La ministre fédérale de l’Agriculture et de l’Agroalimentaire et députée de Compton Stanstead, Marie-Claude Bibeau, a elle aussi gardé un lien privilégié avec les proches d’Edith Blais durant sa captivité.

Photo : La Presse canadienne / Adrian Wyld

Pour sa part, David Morin dit s'être inquiété lors de l’enlèvement d’Edith Blais en raison de l’expérience un peu réduite du Canada en matière de négociations lors de prises d’otages. Les dernières ne s’étaient pas très bien terminées avec l’exécution en 2016 de deux otages canadiens aux Philippines, parce que le gouvernement canadien avait dit qu’il ne paierait pas de rançon, précise-t-il.

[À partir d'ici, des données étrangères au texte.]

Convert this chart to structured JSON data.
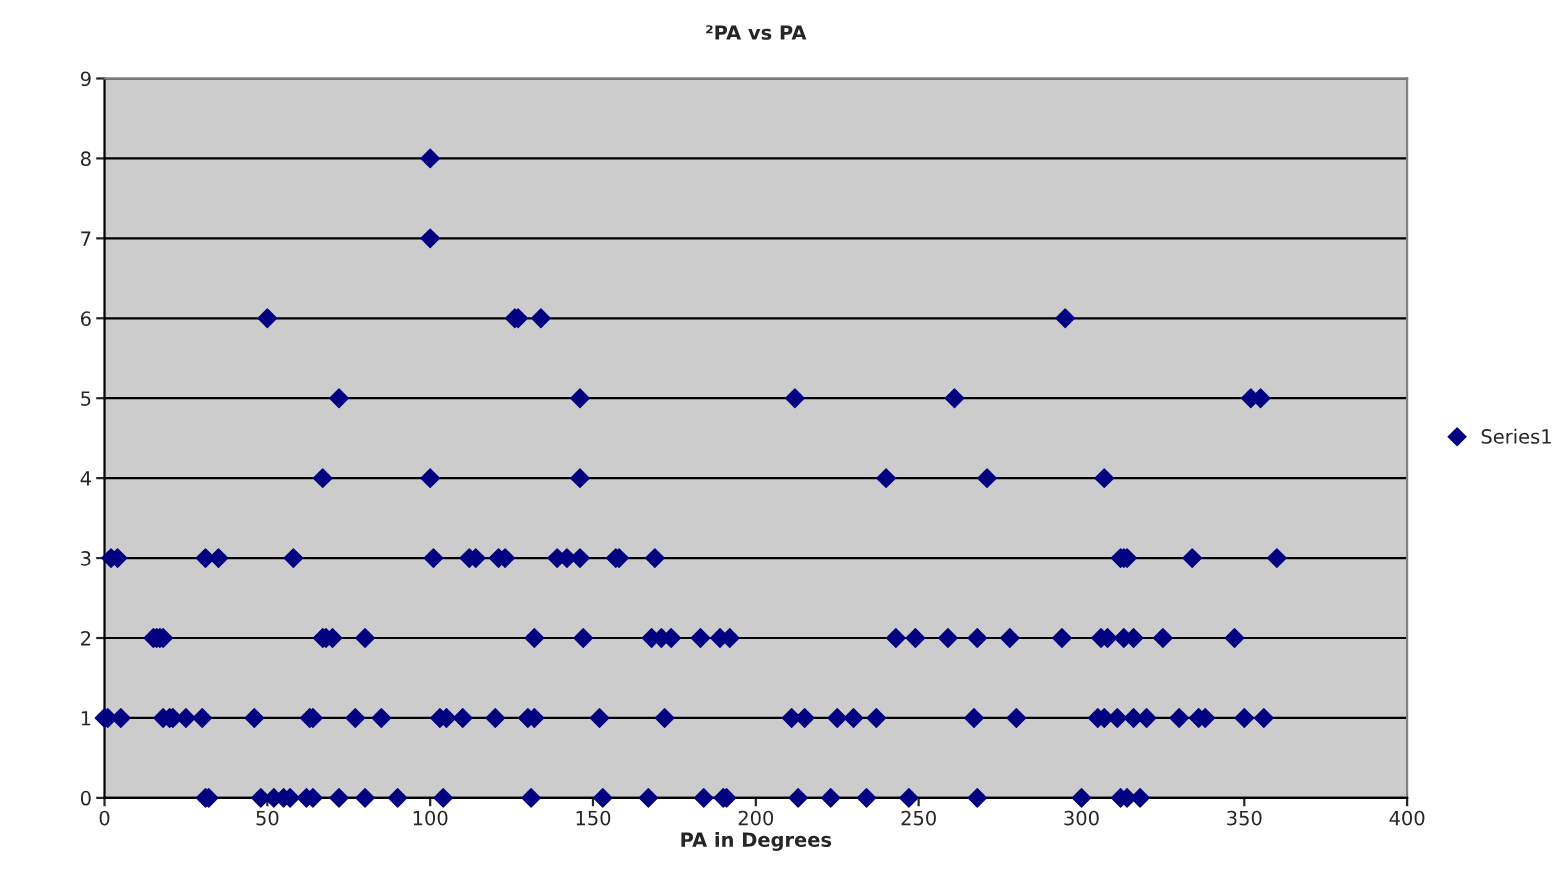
{
  "chart_data": {
    "type": "scatter",
    "title": "²PA vs PA",
    "xlabel": "PA in Degrees",
    "x": [
      100,
      100,
      50,
      126,
      127,
      134,
      295,
      72,
      146,
      212,
      261,
      352,
      355,
      67,
      100,
      146,
      240,
      271,
      307,
      2,
      4,
      31,
      35,
      58,
      101,
      112,
      114,
      121,
      123,
      139,
      142,
      146,
      157,
      158,
      169,
      312,
      313,
      314,
      334,
      360,
      15,
      16,
      17,
      18,
      67,
      68,
      70,
      80,
      132,
      147,
      168,
      171,
      174,
      183,
      189,
      192,
      243,
      249,
      259,
      268,
      278,
      294,
      306,
      308,
      313,
      316,
      325,
      347,
      0,
      1,
      5,
      18,
      20,
      21,
      25,
      30,
      46,
      63,
      64,
      77,
      85,
      103,
      105,
      110,
      120,
      130,
      132,
      152,
      172,
      211,
      215,
      225,
      230,
      237,
      267,
      280,
      305,
      307,
      311,
      316,
      320,
      330,
      336,
      338,
      350,
      356,
      31,
      32,
      48,
      52,
      55,
      57,
      62,
      64,
      72,
      80,
      90,
      104,
      131,
      153,
      167,
      184,
      190,
      191,
      213,
      223,
      234,
      247,
      268,
      300,
      312,
      314,
      318
    ],
    "series": [
      {
        "name": "Series1",
        "color": "#000080",
        "values": [
          8,
          7,
          6,
          6,
          6,
          6,
          6,
          5,
          5,
          5,
          5,
          5,
          5,
          4,
          4,
          4,
          4,
          4,
          4,
          3,
          3,
          3,
          3,
          3,
          3,
          3,
          3,
          3,
          3,
          3,
          3,
          3,
          3,
          3,
          3,
          3,
          3,
          3,
          3,
          3,
          2,
          2,
          2,
          2,
          2,
          2,
          2,
          2,
          2,
          2,
          2,
          2,
          2,
          2,
          2,
          2,
          2,
          2,
          2,
          2,
          2,
          2,
          2,
          2,
          2,
          2,
          2,
          2,
          1,
          1,
          1,
          1,
          1,
          1,
          1,
          1,
          1,
          1,
          1,
          1,
          1,
          1,
          1,
          1,
          1,
          1,
          1,
          1,
          1,
          1,
          1,
          1,
          1,
          1,
          1,
          1,
          1,
          1,
          1,
          1,
          1,
          1,
          1,
          1,
          1,
          1,
          0,
          0,
          0,
          0,
          0,
          0,
          0,
          0,
          0,
          0,
          0,
          0,
          0,
          0,
          0,
          0,
          0,
          0,
          0,
          0,
          0,
          0,
          0,
          0,
          0,
          0,
          0
        ]
      }
    ],
    "xlim": [
      0,
      400
    ],
    "xticks": [
      0,
      50,
      100,
      150,
      200,
      250,
      300,
      350,
      400
    ],
    "ylim": [
      0,
      9
    ],
    "yticks": [
      0,
      1,
      2,
      3,
      4,
      5,
      6,
      7,
      8,
      9
    ],
    "grid": "y",
    "legend": "right",
    "marker": "diamond"
  }
}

La présence du Canada en Afrique était aussi plutôt réduite depuis près d’une décennie, notamment sous le gouvernement conservateur de Stephen Harper, où on était moins présent politiquement sur le plan de la sécurité, ajoute-t-il. Finalement, on a quand même constaté que le Canada a rapidement essayé de mettre en place un dispositif. Le cas d’Edith a été médiatisé dès le départ, alors ils ont mis un dispositif en place. Mais c’est extrêmement complexe, reconnaît-il.

Une prise d’otage, pour un gouvernement, c’est comme un jeu de Mikado. Si vous bougez une tige, tout le reste est déstabilisé.

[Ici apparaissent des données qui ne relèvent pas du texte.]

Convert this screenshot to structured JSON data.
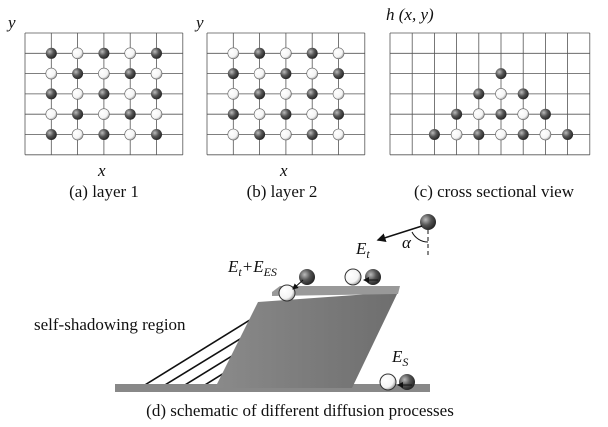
{
  "panels": [
    {
      "y_axis": "y",
      "x_axis": "x",
      "caption": "(a) layer 1"
    },
    {
      "y_axis": "y",
      "x_axis": "x",
      "caption": "(b) layer 2"
    },
    {
      "y_axis": "h (x, y)",
      "caption": "(c) cross sectional view"
    }
  ],
  "schematic": {
    "caption": "(d) schematic of different diffusion processes",
    "region": "self-shadowing region",
    "energies": [
      {
        "parts": [
          "E",
          "t",
          "+E",
          "ES"
        ]
      },
      {
        "parts": [
          "E",
          "t"
        ]
      },
      {
        "parts": [
          "E",
          "S"
        ]
      }
    ],
    "angle": "α"
  }
}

Une citation de :David Morin, cotitulaire de la chaire UNESCO en prévention de la radicalisation et de l’extrémisme violent, et professeur à l’Université de Sherbrooke

Marie-Claude Bibeau impressionnée par les proches d’Edith Blais

La députée et ministre fédérale Marie-Claude Bibeau confie avoir été impressionnée par les proches de la Sherbrookoise, qui ont su garder la tête froide durant cette période difficile. J’ai été très impressionnée par sa mère et sa sœur, qui n’ont jamais perdu espoir. Elles sont souvent venues me voir, et elles me parlaient d’Edith avec tant d’admiration, explique-t-elle.

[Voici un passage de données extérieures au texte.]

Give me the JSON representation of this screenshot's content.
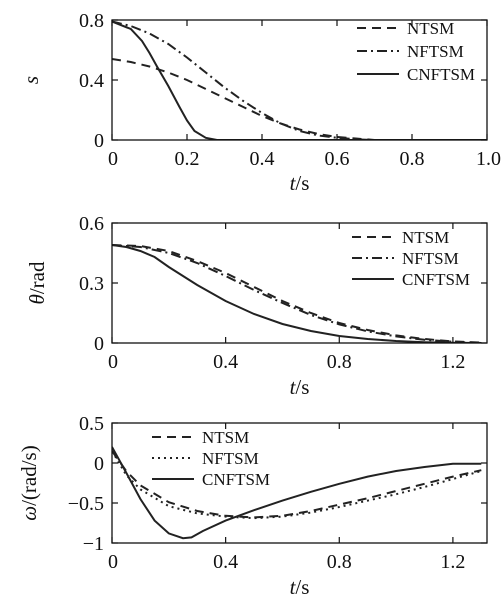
{
  "chart_data": [
    {
      "type": "line",
      "title": "",
      "xlabel": {
        "var": "t",
        "unit": "/s"
      },
      "ylabel": {
        "var": "s",
        "unit": ""
      },
      "xlim": [
        0,
        1.0
      ],
      "ylim": [
        0,
        0.8
      ],
      "xticks": [
        0,
        0.2,
        0.4,
        0.6,
        0.8,
        1.0
      ],
      "xtick_labels": [
        "0",
        "0.2",
        "0.4",
        "0.6",
        "0.8",
        "1.0"
      ],
      "yticks": [
        0,
        0.4,
        0.8
      ],
      "ytick_labels": [
        "0",
        "0.4",
        "0.8"
      ],
      "grid": false,
      "legend": "top-right",
      "series": [
        {
          "name": "NTSM",
          "dash": "9,6",
          "x": [
            0,
            0.05,
            0.1,
            0.15,
            0.2,
            0.25,
            0.3,
            0.35,
            0.4,
            0.45,
            0.5,
            0.55,
            0.6,
            0.65,
            0.7,
            1.0
          ],
          "y": [
            0.54,
            0.52,
            0.49,
            0.45,
            0.4,
            0.34,
            0.28,
            0.22,
            0.16,
            0.11,
            0.07,
            0.04,
            0.02,
            0.01,
            0.0,
            0.0
          ]
        },
        {
          "name": "NFTSM",
          "dash": "10,4,2,4",
          "x": [
            0,
            0.05,
            0.1,
            0.15,
            0.2,
            0.25,
            0.3,
            0.35,
            0.4,
            0.45,
            0.5,
            0.55,
            0.6,
            0.65,
            0.7,
            1.0
          ],
          "y": [
            0.79,
            0.76,
            0.71,
            0.64,
            0.55,
            0.45,
            0.35,
            0.26,
            0.18,
            0.11,
            0.06,
            0.03,
            0.015,
            0.005,
            0.0,
            0.0
          ]
        },
        {
          "name": "CNFTSM",
          "dash": "",
          "x": [
            0,
            0.05,
            0.08,
            0.1,
            0.12,
            0.15,
            0.18,
            0.2,
            0.22,
            0.25,
            0.28,
            0.3,
            1.0
          ],
          "y": [
            0.79,
            0.74,
            0.66,
            0.58,
            0.49,
            0.36,
            0.22,
            0.13,
            0.06,
            0.015,
            0.0,
            0.0,
            0.0
          ]
        }
      ]
    },
    {
      "type": "line",
      "title": "",
      "xlabel": {
        "var": "t",
        "unit": "/s"
      },
      "ylabel": {
        "var": "θ",
        "unit": "/rad"
      },
      "xlim": [
        0,
        1.32
      ],
      "ylim": [
        0,
        0.6
      ],
      "xticks": [
        0,
        0.4,
        0.8,
        1.2
      ],
      "xtick_labels": [
        "0",
        "0.4",
        "0.8",
        "1.2"
      ],
      "yticks": [
        0,
        0.3,
        0.6
      ],
      "ytick_labels": [
        "0",
        "0.3",
        "0.6"
      ],
      "grid": false,
      "legend": "top-right",
      "series": [
        {
          "name": "NTSM",
          "dash": "9,6",
          "x": [
            0,
            0.1,
            0.2,
            0.3,
            0.4,
            0.5,
            0.6,
            0.7,
            0.8,
            0.9,
            1.0,
            1.1,
            1.2,
            1.3
          ],
          "y": [
            0.49,
            0.485,
            0.46,
            0.41,
            0.35,
            0.28,
            0.21,
            0.15,
            0.1,
            0.065,
            0.038,
            0.02,
            0.008,
            0.002
          ]
        },
        {
          "name": "NFTSM",
          "dash": "10,4,2,4",
          "x": [
            0,
            0.1,
            0.2,
            0.3,
            0.4,
            0.5,
            0.6,
            0.7,
            0.8,
            0.9,
            1.0,
            1.1,
            1.2,
            1.3
          ],
          "y": [
            0.49,
            0.48,
            0.45,
            0.4,
            0.335,
            0.265,
            0.2,
            0.14,
            0.093,
            0.058,
            0.033,
            0.016,
            0.006,
            0.0
          ]
        },
        {
          "name": "CNFTSM",
          "dash": "",
          "x": [
            0,
            0.05,
            0.1,
            0.15,
            0.2,
            0.3,
            0.4,
            0.5,
            0.6,
            0.7,
            0.8,
            0.9,
            1.0,
            1.1,
            1.2,
            1.3
          ],
          "y": [
            0.49,
            0.48,
            0.46,
            0.43,
            0.38,
            0.29,
            0.21,
            0.145,
            0.095,
            0.06,
            0.035,
            0.02,
            0.01,
            0.004,
            0.001,
            0.0
          ]
        }
      ]
    },
    {
      "type": "line",
      "title": "",
      "xlabel": {
        "var": "t",
        "unit": "/s"
      },
      "ylabel": {
        "var": "ω",
        "unit": "/(rad/s)"
      },
      "xlim": [
        0,
        1.32
      ],
      "ylim": [
        -1,
        0.5
      ],
      "xticks": [
        0,
        0.4,
        0.8,
        1.2
      ],
      "xtick_labels": [
        "0",
        "0.4",
        "0.8",
        "1.2"
      ],
      "yticks": [
        -1,
        -0.5,
        0,
        0.5
      ],
      "ytick_labels": [
        "−1",
        "−0.5",
        "0",
        "0.5"
      ],
      "grid": false,
      "legend": "top-left",
      "series": [
        {
          "name": "NTSM",
          "dash": "9,6",
          "x": [
            0,
            0.05,
            0.1,
            0.2,
            0.3,
            0.4,
            0.5,
            0.6,
            0.7,
            0.8,
            0.9,
            1.0,
            1.1,
            1.2,
            1.3
          ],
          "y": [
            0.15,
            -0.1,
            -0.28,
            -0.49,
            -0.6,
            -0.66,
            -0.68,
            -0.66,
            -0.6,
            -0.52,
            -0.44,
            -0.35,
            -0.26,
            -0.17,
            -0.09
          ]
        },
        {
          "name": "NFTSM",
          "dash": "2,4",
          "x": [
            0,
            0.05,
            0.1,
            0.2,
            0.3,
            0.4,
            0.5,
            0.6,
            0.7,
            0.8,
            0.9,
            1.0,
            1.1,
            1.2,
            1.3
          ],
          "y": [
            0.15,
            -0.15,
            -0.33,
            -0.54,
            -0.63,
            -0.67,
            -0.69,
            -0.67,
            -0.62,
            -0.55,
            -0.47,
            -0.39,
            -0.3,
            -0.2,
            -0.1
          ]
        },
        {
          "name": "CNFTSM",
          "dash": "",
          "x": [
            0,
            0.05,
            0.1,
            0.15,
            0.2,
            0.25,
            0.28,
            0.32,
            0.4,
            0.5,
            0.6,
            0.7,
            0.8,
            0.9,
            1.0,
            1.1,
            1.2,
            1.3
          ],
          "y": [
            0.2,
            -0.12,
            -0.45,
            -0.72,
            -0.88,
            -0.94,
            -0.93,
            -0.85,
            -0.72,
            -0.59,
            -0.47,
            -0.36,
            -0.26,
            -0.17,
            -0.1,
            -0.05,
            -0.01,
            -0.01
          ]
        }
      ]
    }
  ]
}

C’est l’espoir de sa mère et de sa sœur qui a fait en sorte que j’y croyais encore.

Une citation de :Marie-Claude Bibeau, ministre fédérale de l’Agriculture et de l’Agroalimentaire, et députée de Compton Stanstead

J’avoue que je m’imaginais le pire, mais on l’a retrouvée saine et sauve, et c’est un grand soulagement. [...] C’était un tel soulagement. J’avais presque de la difficulté à y croire. C’était trop beau pour être vrai. Mais c’était vrai, conclut-elle.